While it’s not illegal to hit the road without a policy, it’s never a good idea. Travel insurance is a basic layer of protection that offers a fallback in a whole host of situations, no matter if you have something valuable stolen or whether you get caught out by flight delays.
More than anything, travel insurance offers a hefty amount of medical cover. That’s really the key here, because those who don’t have that backup will find themselves having to fork out loads (like, LOADS!) for healthcare if something does happen to go wrong.
If you’re traveling to Bali, we’d consider adding in things like cover for motor accidents or high-altitude trekking cover if you’re planning on trying to conquer Mount Batur or another soaring volcano.

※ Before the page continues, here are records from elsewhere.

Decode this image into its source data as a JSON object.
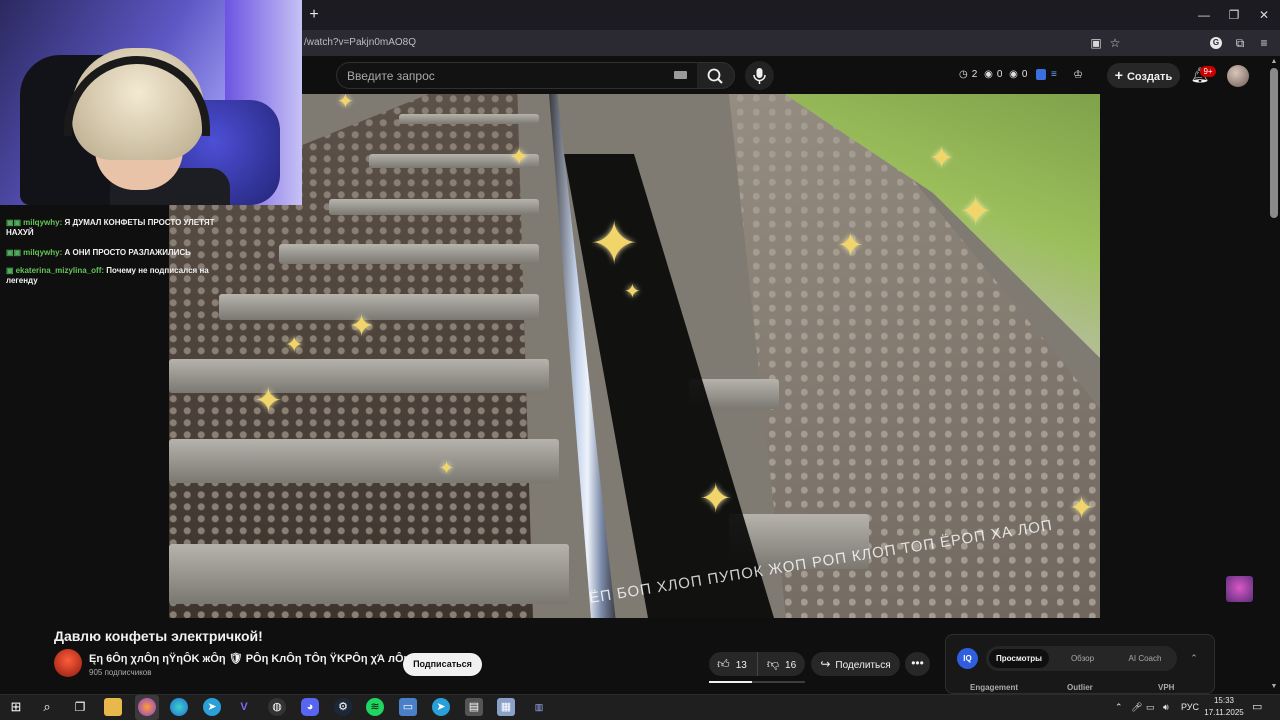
{
  "browser": {
    "url": "/watch?v=Pakjn0mAO8Q",
    "new_tab_icon": "plus-icon",
    "ext_letter": "G"
  },
  "masthead": {
    "search_placeholder": "Введите запрос",
    "stats": [
      "2",
      "0",
      "0"
    ],
    "create_label": "Создать",
    "notifications_badge": "9+"
  },
  "chat": {
    "messages": [
      {
        "user": "milqywhy",
        "text": "А ОНИ ПРОСТО РАЗЛАЖИЛИСЬ"
      },
      {
        "user": "ekaterina_mizylina_off",
        "text": "Почему не подписался на легенду"
      }
    ],
    "partial": {
      "user": "milqywhy:",
      "text": "Я ДУМАЛ КОНФЕТЫ ПРОСТО УЛЕТЯТ НАХУЙ"
    }
  },
  "video": {
    "caption": "ЁП БОП ХЛОП ПУПОК ЖОП РОП КЛОП ТОП ЁРОП ХА ЛОП"
  },
  "info": {
    "title": "Давлю конфеты электричкой!",
    "channel_name": "Ęη 6Ôη χлÔη ηŸηÔK жÔη 🛡 ΡÔη ΚлÔη ΤÔη ŸΚΡÔη χΆ лÔη",
    "subscribers": "905 подписчиков",
    "subscribe_label": "Подписаться",
    "likes": "13",
    "dislikes": "16",
    "like_ratio": 0.45,
    "share_label": "Поделиться"
  },
  "vidiq": {
    "logo": "IQ",
    "tabs": [
      "Просмотры",
      "Обзор",
      "AI Coach"
    ],
    "columns": [
      "Engagement",
      "Outlier",
      "VPH"
    ]
  },
  "taskbar": {
    "language": "РУС",
    "time": "15:33",
    "date": "17.11.2025"
  }
}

Things to avoid in Bali – the verdict
There is no reason why your experience of the famous Isle of the Gods should be any different to those dreamy Insta feeds. But there are some things to avoid in Bali, from riding a scooter without the proper permit to dodging the smoking Hindu offerings on the street. Forgetting some of these will just come across as insensitive or culturally inept, while forgetting others could be your one-way ticked to a long stay in an Indonesian jail!